Around 6 p.m. Saturday, Vyncke and her mother Claudia Jacobs, who was visiting for the weekend from Boston, were crossing at the northwest corner of Oakley and McLean avenues.

"I remember looking up and thinking, 'Is it coming toward us or getting closer?' I don't remember getting hit. We were not out for too long, but the next thing I remember is my husband holding my head up. The tree came down on my head, and I was bleeding," Vyncke said.

While Vyncke's husband tried to calm their 4-year-old boy, whom she says was "pretty freaked out," Vyncke's mother-in-law, a retired nurse, helped put pressure on the wound to stop the bleeding.

Vyncke and her mom spent Saturday night and most of Sunday at Cook County Stroger Hospital and were released Sunday night.

"Outside of bumps and bruises and soreness and not quite feeing right, we are OK. My mom, being older, is having a harder time [with recovery]. Her leg was hit, and she has trouble walking.
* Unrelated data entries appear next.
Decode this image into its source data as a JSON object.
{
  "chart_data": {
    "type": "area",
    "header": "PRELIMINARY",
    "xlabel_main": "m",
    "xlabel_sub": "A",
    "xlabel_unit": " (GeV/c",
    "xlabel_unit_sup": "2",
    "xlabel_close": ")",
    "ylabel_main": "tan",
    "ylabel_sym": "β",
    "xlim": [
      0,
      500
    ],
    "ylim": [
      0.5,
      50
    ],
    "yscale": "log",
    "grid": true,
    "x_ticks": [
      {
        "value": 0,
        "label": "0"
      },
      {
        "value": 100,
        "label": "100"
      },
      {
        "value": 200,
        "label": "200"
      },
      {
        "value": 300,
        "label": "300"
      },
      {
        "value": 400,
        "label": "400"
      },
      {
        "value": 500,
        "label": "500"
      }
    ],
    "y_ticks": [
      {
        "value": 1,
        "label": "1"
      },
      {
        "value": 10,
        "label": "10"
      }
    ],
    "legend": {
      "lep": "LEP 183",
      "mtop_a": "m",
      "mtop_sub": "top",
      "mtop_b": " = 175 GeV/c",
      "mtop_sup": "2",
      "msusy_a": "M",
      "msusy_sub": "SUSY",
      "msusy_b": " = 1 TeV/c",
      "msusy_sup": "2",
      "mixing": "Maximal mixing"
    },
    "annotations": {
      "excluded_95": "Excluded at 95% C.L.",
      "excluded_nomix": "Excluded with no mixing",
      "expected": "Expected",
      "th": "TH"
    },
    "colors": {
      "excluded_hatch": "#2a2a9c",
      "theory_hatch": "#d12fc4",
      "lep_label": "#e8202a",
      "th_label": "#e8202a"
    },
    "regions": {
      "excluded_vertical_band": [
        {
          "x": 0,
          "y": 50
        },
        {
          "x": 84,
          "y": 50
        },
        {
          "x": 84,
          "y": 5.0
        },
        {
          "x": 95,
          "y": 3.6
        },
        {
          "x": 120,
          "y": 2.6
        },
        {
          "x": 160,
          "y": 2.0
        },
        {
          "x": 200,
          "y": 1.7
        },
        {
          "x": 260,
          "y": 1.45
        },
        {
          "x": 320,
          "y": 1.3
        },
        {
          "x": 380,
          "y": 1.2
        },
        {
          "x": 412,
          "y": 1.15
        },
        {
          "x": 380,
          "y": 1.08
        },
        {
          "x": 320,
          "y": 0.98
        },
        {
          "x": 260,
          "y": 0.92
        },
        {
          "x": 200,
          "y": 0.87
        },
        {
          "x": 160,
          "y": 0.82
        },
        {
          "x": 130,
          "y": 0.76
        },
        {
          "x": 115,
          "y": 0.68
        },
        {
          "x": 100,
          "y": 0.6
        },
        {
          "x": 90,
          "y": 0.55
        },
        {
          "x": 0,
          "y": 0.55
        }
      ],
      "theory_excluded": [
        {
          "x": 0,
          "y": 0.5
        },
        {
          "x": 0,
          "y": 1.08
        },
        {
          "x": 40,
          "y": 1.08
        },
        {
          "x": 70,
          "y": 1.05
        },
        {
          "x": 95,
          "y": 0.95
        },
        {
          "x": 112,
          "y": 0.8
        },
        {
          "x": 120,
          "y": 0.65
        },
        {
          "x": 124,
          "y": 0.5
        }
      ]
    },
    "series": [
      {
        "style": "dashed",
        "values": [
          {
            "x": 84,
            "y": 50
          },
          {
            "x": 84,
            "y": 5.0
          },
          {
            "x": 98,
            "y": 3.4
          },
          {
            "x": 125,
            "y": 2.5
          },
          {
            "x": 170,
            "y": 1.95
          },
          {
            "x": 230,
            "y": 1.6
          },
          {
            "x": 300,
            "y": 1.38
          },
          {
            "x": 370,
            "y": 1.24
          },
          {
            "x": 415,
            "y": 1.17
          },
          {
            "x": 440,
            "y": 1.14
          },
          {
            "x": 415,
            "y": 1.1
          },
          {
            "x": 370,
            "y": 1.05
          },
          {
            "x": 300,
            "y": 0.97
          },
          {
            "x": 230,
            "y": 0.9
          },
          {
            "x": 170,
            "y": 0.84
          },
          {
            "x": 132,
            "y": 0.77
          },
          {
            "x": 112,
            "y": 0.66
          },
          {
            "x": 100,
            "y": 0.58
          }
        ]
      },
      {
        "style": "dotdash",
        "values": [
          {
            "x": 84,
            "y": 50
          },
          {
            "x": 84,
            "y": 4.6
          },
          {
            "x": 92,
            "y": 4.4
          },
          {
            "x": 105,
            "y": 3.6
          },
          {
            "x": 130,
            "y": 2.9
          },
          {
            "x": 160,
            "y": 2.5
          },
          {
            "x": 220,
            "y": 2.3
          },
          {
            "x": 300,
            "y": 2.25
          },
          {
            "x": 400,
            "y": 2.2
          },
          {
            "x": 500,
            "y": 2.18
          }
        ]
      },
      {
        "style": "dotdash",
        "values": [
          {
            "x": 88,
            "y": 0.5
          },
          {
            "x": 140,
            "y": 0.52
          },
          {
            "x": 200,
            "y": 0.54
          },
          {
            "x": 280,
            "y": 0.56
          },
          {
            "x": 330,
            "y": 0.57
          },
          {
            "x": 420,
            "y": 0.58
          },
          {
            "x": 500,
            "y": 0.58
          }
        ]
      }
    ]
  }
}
We were really lucky. That's certainly what I'm focusing on, even though I don't feel quite right," Vyncke said.

Photos of the tree removed, despite a sign on a trunk, seen at far right, telling workers not to remove it.

Vyncke declined to say whether she and her mother will pursue legal action against the city.

"I do think the city knew about it and should have taken care of it. At the moment we're focused on getting back to normal," she said.

Part of getting back to normal for Vyncke will mean going past the accident site, which is across from Pulaski International School of Chicago, which her son attends.

"We were biking past the accident on our way home Tuesday, and on another corner he suddenly stopped his bike. He said 'Don't go, Mommy' and pointed to a street sign that was wobbling," Vyncke said.

The "no parking" street sign was a bit loose in the ground and the wind caused it to sway.

Vyncke said she reassured her son that the sign is fine and the wind was what was making it rattle.

"'I went over and showed him that the sign was stable. He is developing fear of things around him. He is starting to process and absorb what happened [to me], and he was pretty fearful," Vyncke said.